Collepals.com Plagiarism Free Papers
Are you looking for custom essay writing service or even dissertation writing services? Just request for our write my paper service, and we'll match you with the best essay writer in your subject! With an exceptional team of professional academic experts in a wide range of subjects, we can guarantee you an unrivaled quality of custom-written papers.

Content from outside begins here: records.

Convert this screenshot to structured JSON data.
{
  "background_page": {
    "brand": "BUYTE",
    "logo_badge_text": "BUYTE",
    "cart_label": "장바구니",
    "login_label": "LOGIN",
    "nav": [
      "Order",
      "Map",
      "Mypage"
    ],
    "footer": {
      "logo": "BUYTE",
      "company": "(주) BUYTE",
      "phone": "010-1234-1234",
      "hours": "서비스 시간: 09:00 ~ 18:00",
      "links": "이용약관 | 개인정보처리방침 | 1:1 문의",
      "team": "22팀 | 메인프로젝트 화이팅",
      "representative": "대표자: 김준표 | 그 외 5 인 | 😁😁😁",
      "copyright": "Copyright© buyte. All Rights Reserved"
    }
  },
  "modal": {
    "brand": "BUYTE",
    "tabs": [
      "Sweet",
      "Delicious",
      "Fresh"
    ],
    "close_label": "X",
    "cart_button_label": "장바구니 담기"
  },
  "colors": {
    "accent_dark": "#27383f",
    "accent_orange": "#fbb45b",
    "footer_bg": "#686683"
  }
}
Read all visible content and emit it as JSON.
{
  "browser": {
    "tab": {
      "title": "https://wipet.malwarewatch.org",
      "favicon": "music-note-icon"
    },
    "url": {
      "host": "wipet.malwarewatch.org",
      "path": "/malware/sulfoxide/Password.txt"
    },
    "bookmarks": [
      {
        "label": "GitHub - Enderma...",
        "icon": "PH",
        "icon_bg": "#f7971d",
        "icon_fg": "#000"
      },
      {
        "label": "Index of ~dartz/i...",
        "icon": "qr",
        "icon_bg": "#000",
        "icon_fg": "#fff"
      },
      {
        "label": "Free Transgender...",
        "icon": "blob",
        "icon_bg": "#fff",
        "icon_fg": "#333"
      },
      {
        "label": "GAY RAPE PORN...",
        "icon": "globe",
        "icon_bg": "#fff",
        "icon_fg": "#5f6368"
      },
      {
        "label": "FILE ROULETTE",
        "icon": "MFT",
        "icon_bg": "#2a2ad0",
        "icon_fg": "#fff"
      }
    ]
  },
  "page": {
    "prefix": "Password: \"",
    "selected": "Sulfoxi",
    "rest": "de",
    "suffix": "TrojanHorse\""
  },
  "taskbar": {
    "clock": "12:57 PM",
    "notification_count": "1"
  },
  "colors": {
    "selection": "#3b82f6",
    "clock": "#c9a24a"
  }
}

Get ZERO PLAGIARISM, HUMAN WRITTEN ESSAYS
Why Hire Collepals.com writers to do your paper?
Quality- We are experienced and have access to ample research materials.
We write plagiarism Free Content
Confidential- We never share or sell your personal information to third parties.
Support-Chat with us today! We are always waiting to answer all your questions.